As lawyers, we are quick to jump at opportunities to share the ways we’ve been transformed by our clients and the connections we have built on a fight for freedom. These are undoubtedly transformative moments that we should continue to share. But this work also offers us invitations to see the world and ourselves through the eyes of people who hate us for fighting for people who have irrevocably shattered their lives. If we accept the logic of the adversarial arrangements we operate in, we will look away. We will continue to feel righteous and energized by the contempt of others. By doing so, we close the door through which another world might be entered.
It is easy to close that door. With few exceptions, lawyers like me are people chasing validation. I suppose this might describe most people alive in the world. There are few who have fully let go of the pursuit of outside assurance that we are worthy of our own lives. Among lawyers in movement spaces, this trait is notably more pronounced. I suspect that quite a few of us ended up here via the well-worn path from “gifted” kid to do-gooder, from young activists to law students ready to “make a real difference.” How many of us would never have endured the demands of law school, or even pursued it at all, without telling ourselves it would make us worthy?
When working at the nexus of police and prisons, our inner conflicts are projected back to us through the lens of state violence. What then are we to do when this work inevitably leads us to realize that the everyday violences of police and prison are only made possible by the belief that worthiness is something possessed by some but not by others?
This work invites us to untangle ourselves and our identities from the grip of limiting beliefs that fuel a world of punishment and shame. It invites us to expand our view of worthiness to make room to hold everyone inside, including ourselves. And when we speak the truth of the inherent dignity and worthiness of people who have caused harm—when we speak it because we believe it—we step closer to a world without prisons.
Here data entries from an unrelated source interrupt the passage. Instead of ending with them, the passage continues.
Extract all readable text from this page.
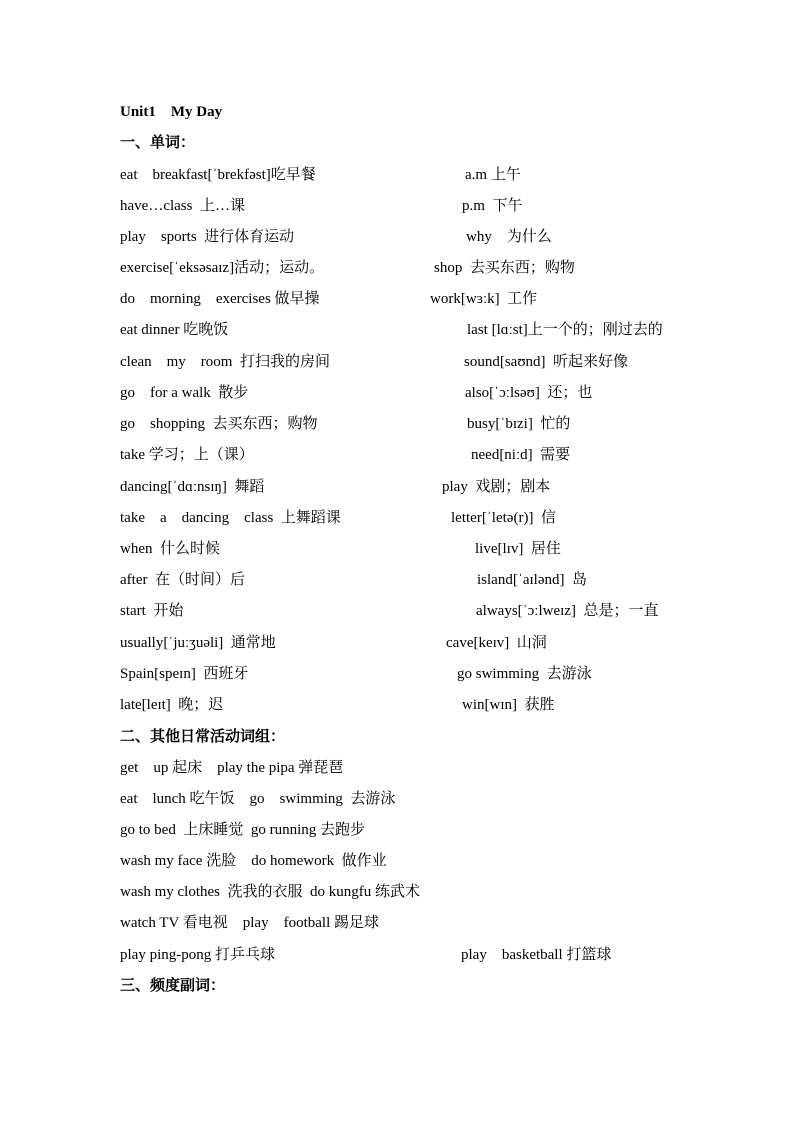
Unit1    My Day
一、单词：
eat    breakfast[ˈbrekfəst]吃早餐	a.m 上午
have…class  上…课	p.m  下午
play    sports  进行体育运动	why    为什么
exercise[ˈeksəsaɪz]活动；运动。	shop  去买东西；购物
do    morning    exercises 做早操	work[wɜːk]  工作
eat dinner 吃晚饭	last [lɑːst]上一个的；刚过去的
clean    my    room  打扫我的房间	sound[saʊnd]  听起来好像
go    for a walk  散步	also[ˈɔːlsəʊ]  还；也
go    shopping  去买东西；购物	busy[ˈbɪzi]  忙的
take 学习；上（课）	need[niːd]  需要
dancing[ˈdɑːnsɪŋ]  舞蹈	play  戏剧；剧本
take    a    dancing    class  上舞蹈课	letter[ˈletə(r)]  信
when  什么时候	live[lɪv]  居住
after  在（时间）后	island[ˈaɪlənd]  岛
start  开始	always[ˈɔːlweɪz]  总是；一直
usually[ˈjuːʒuəli]  通常地	cave[keɪv]  山洞
Spain[speɪn]  西班牙	go swimming  去游泳
late[leɪt]  晚；迟	win[wɪn]  获胜
二、其他日常活动词组：
get    up 起床    play the pipa 弹琵琶
eat    lunch 吃午饭    go    swimming  去游泳
go to bed  上床睡觉  go running 去跑步
wash my face 洗脸    do homework  做作业
wash my clothes  洗我的衣服  do kungfu 练武术
watch TV 看电视    play    football 踢足球
play ping-pong 打乒乓球	play    basketball 打篮球
三、频度副词：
Last week, New Mexico adjourned from the first full legislative session since banning juvenile life without parole. Since the law changed, nine people who were once condemned to die in prison have been released. Together, they served nearly 250 years behind bars. Their freedom offers a chance to witness the hearts of those who were thrown away—to see that no one is more motivated to disrupt violence than someone who has caused it.
This is a chance that many in power seem ready to decline. Like so many other places right now, New Mexico just endured a legislative session full of stubbornly recycled proposals calling for new crimes, harsher sentences, and tougher treatment of children in the criminal system. These efforts threaten to undo protections that took generations to build. And while some of the most harmful proposals were defeated, it feels less like progress but like holding the tide. But as advocates who move between the worlds of those divided into “victims” and “offenders,” we must be committed to creating bridges rather than walls between them. To do that, we must act with vulnerability and with softness. We must commit to speaking directly and honestly about harm in our work—naming plainly the harm that violence has caused while affirming, in the same breath, the dignity and humanity of those who caused it. We must step lovingly into spaces that are as tender as they are charged, to confront not only the challenges outside us but the ones in the shelter of our own hearts and minds.
We must be open to what this work shows us, including what it shows us about ourselves. It is only by being transformed by this work and by the world that we can, in turn, transform it back.